Juiz criminal quer Vittorio Medioli em Porto Alegre e MP pede a extinção de queixa-crime contra jornalista

O juiz Márcio André Keppler Fraga, do Juizado Especial Criminal do Foro do 4º Distrito de Porto Alegre, foi claro:

“Pode ser que ele (Vittorio Medioli) não queira, mas terá de vir de Betim (MG) para Porto Alegre.”

A manifestação ocorreu nessa segunda-feira (5), em audiência de queixa-crime movida pelo político e empresário contra o jornalista Ivens Carús, editor do site Livre Concorrência. Na mesma sessão, diante da ausência dos querelantes (autores), a representante do Ministério Público manifestou-se pela extinção do feito. O magistrado citou o artigo 60, Inciso III do Código de Processo Penal para “julgar extinto o feito, por força de perempção, à exceção do querelante Vittorio Medioli”.

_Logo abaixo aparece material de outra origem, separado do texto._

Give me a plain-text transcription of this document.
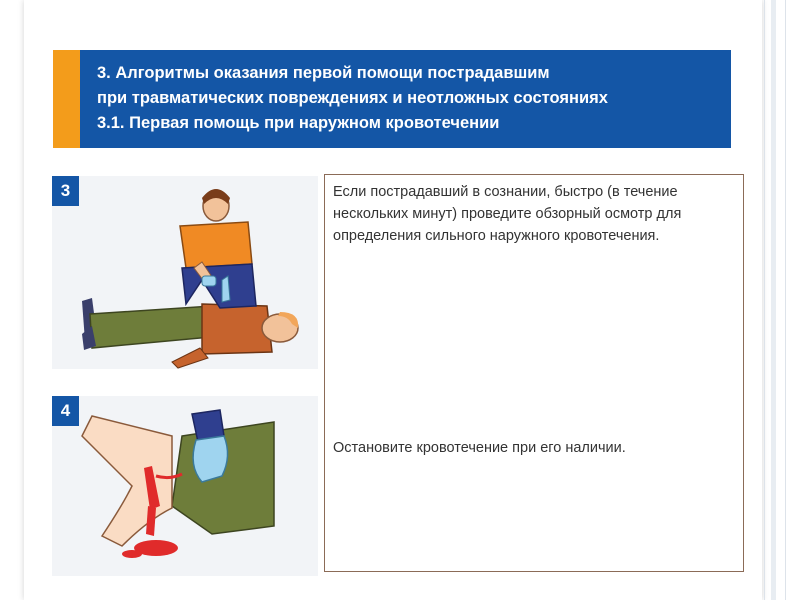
3. Алгоритмы оказания первой помощи пострадавшим
при травматических повреждениях и неотложных состояниях
3.1. Первая помощь при наружном кровотечении
3
4
Если пострадавший в сознании, быстро (в течение нескольких минут) проведите обзорный осмотр для определения сильного наружного кровотечения.
Остановите кровотечение при его наличии.
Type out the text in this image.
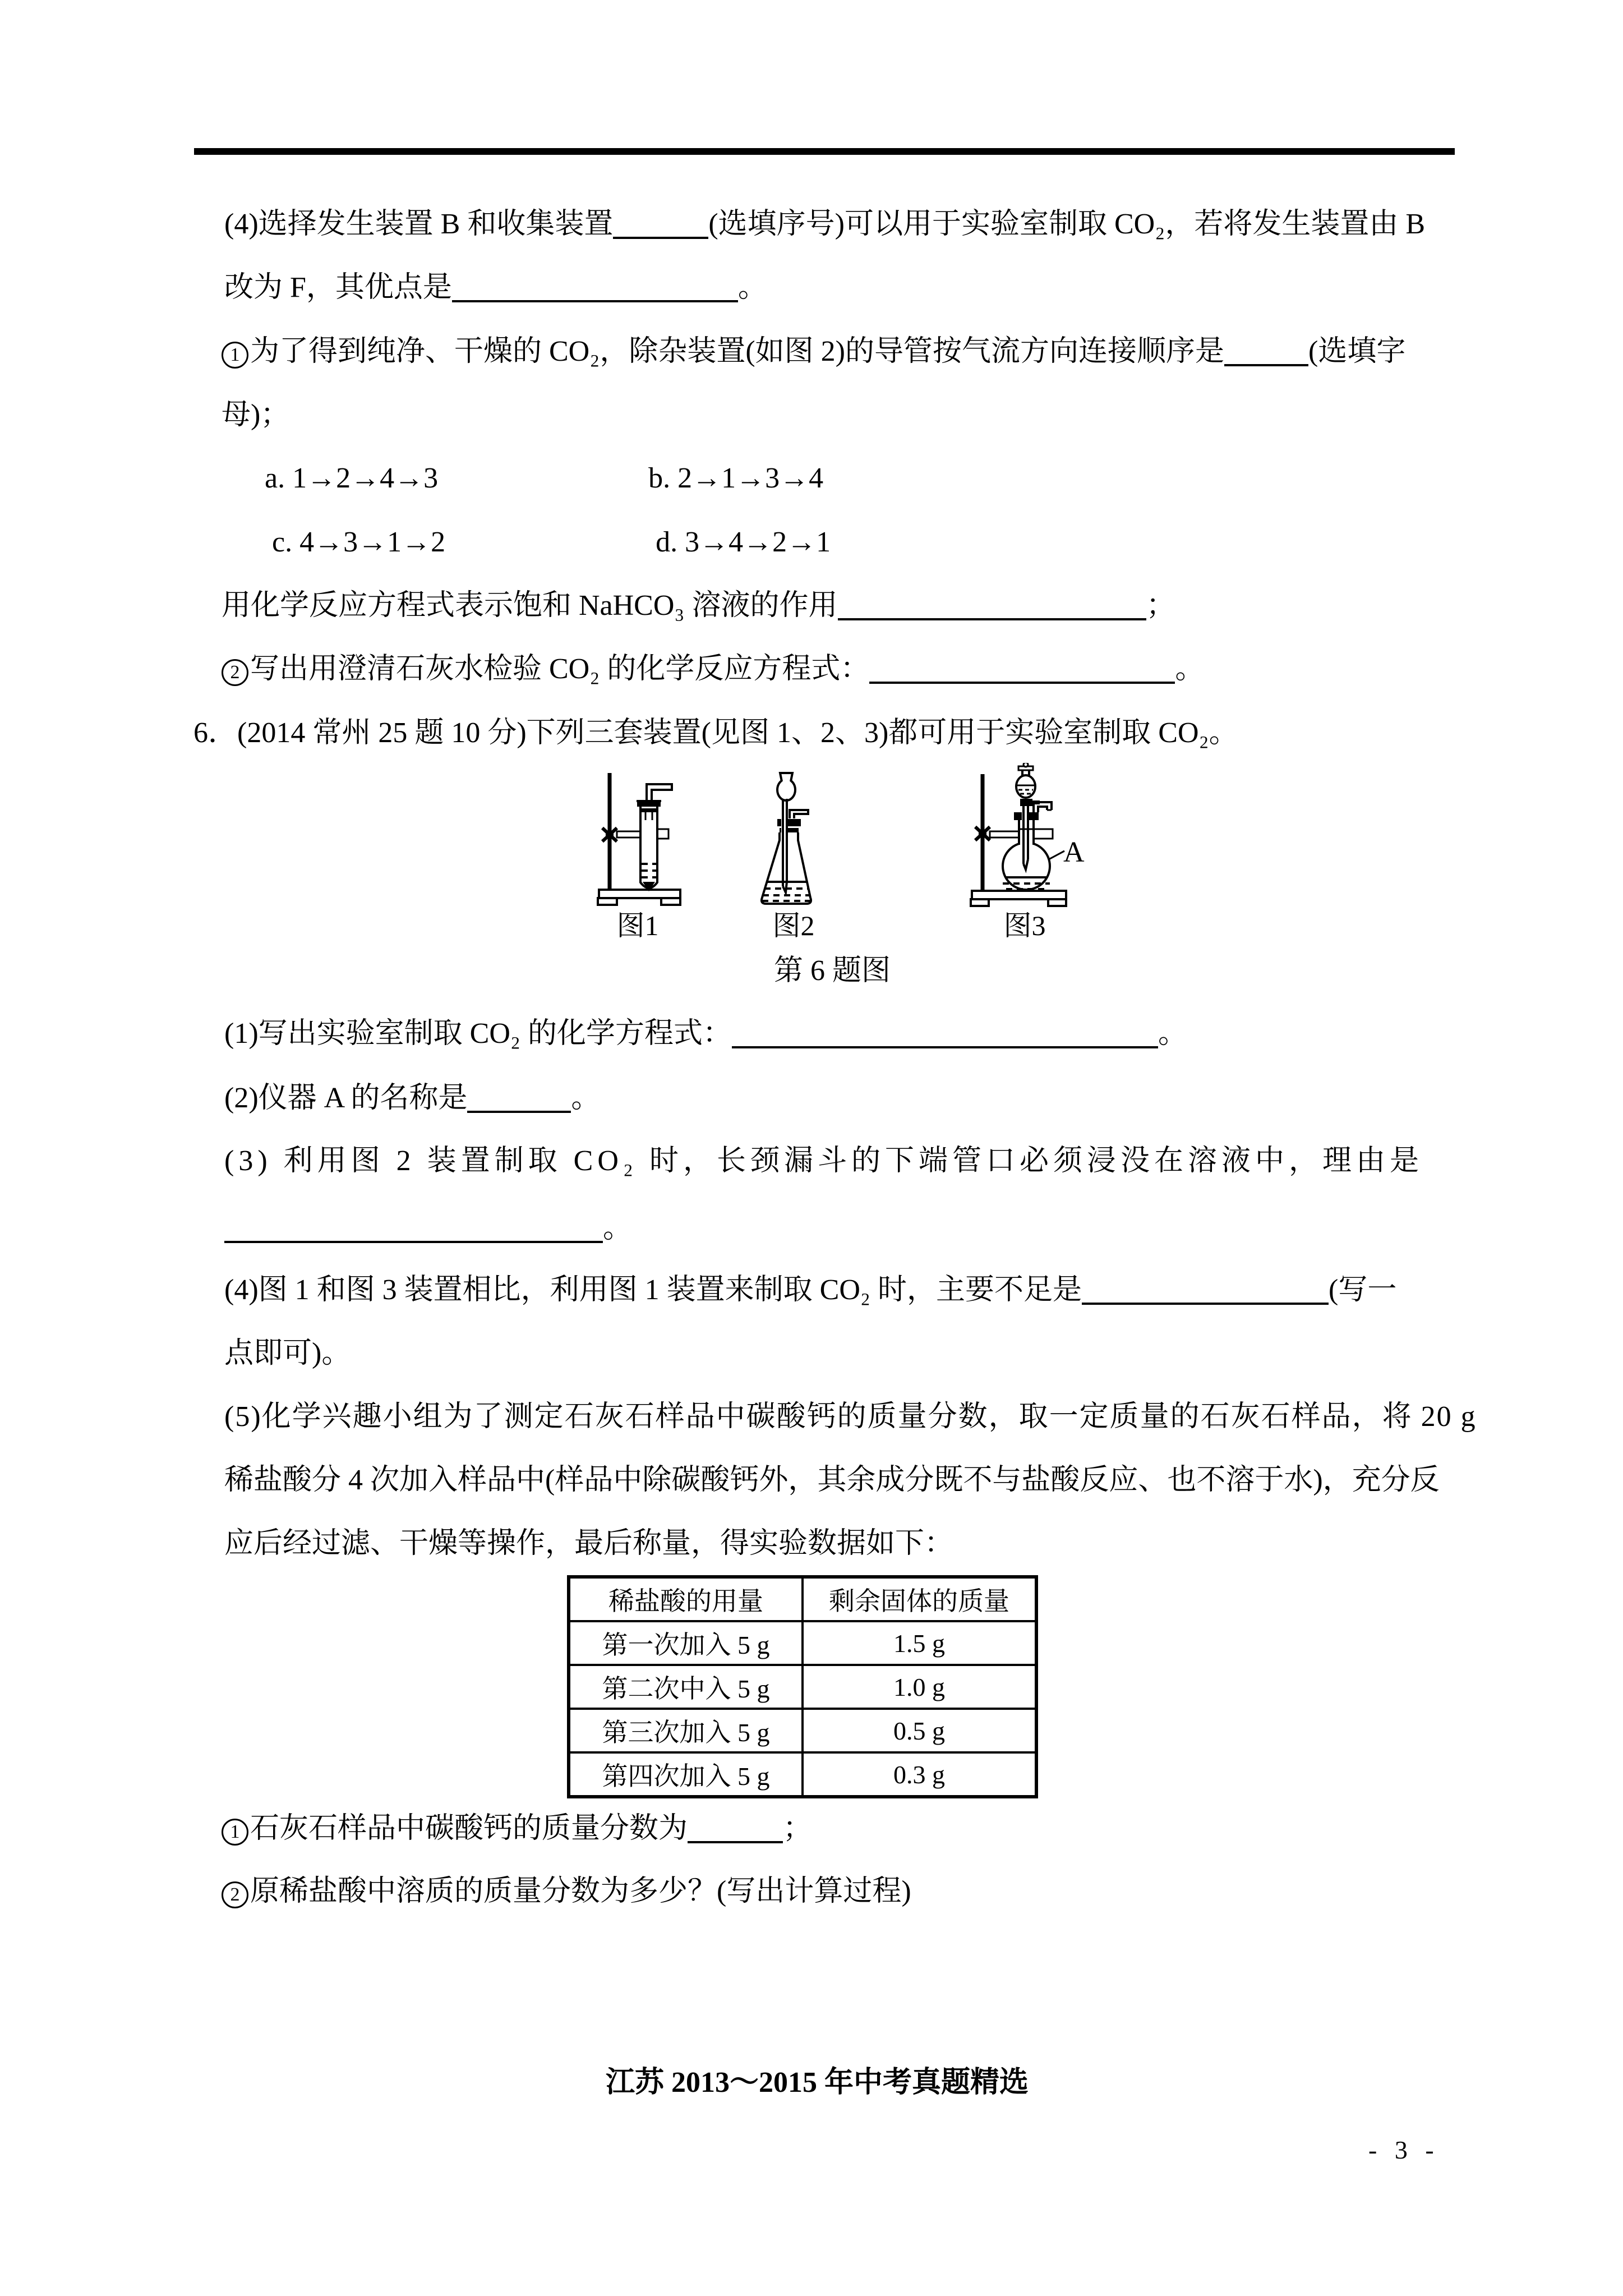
(4)选择发生装置 B 和收集装置	(选填序号)可以用于实验室制取 CO₂，若将发生装置由 B
改为 F，其优点是	。
1 为了得到纯净、干燥的 CO₂，除杂装置(如图 2)的导管按气流方向连接顺序是	(选填字
母)；
a. 1→2→4→3	b. 2→1→3→4
c. 4→3→1→2	d. 3→4→2→1
用化学反应方程式表示饱和 NaHCO₃ 溶液的作用	；
2 写出用澄清石灰水检验 CO₂ 的化学反应方程式：	。
6．(2014 常州 25 题 10 分)下列三套装置(见图 1、2、3)都可用于实验室制取 CO₂。
(1)写出实验室制取 CO₂ 的化学方程式：	。
(2)仪器 A 的名称是	。
(3) 利用图 2 装置制取 CO₂ 时，长颈漏斗的下端管口必须浸没在溶液中，理由是
。
(4)图 1 和图 3 装置相比，利用图 1 装置来制取 CO₂ 时，主要不足是	(写一
点即可)。
(5)化学兴趣小组为了测定石灰石样品中碳酸钙的质量分数，取一定质量的石灰石样品，将 20 g
稀盐酸分 4 次加入样品中(样品中除碳酸钙外，其余成分既不与盐酸反应、也不溶于水)，充分反
应后经过滤、干燥等操作，最后称量，得实验数据如下：
1 石灰石样品中碳酸钙的质量分数为	；
2 原稀盐酸中溶质的质量分数为多少？(写出计算过程)
图1	图2	图3
A
第 6 题图
稀盐酸的用量	剩余固体的质量
第一次加入 5 g	1.5 g
第二次中入 5 g	1.0 g
第三次加入 5 g	0.5 g
第四次加入 5 g	0.3 g
江苏 2013～2015 年中考真题精选
- 3 -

As quatro empresas de propriedade de Vittorio Medioli (Sada Transportes e Armazenagens, Transzero Transportadora de Veículos, Brazul Transporte de Veículos e Dacunha) foram excluídas da queixa-crime por determinação do magistrado. Fraga concedeu prazo de 24 horas para Medioli efetuar a juntada da documentação referida em audiência e na petição juntada aos autos.

A decisão ocorreu em função de que a advogada Luísa dos Passos Ferreira apresentou-se como contratada para o ato da audiência, sem apresentar procuração. Ainda estava presente, Jamile Girardi Costanaro, que se intitulou preposta, sem a documentação comprobatória.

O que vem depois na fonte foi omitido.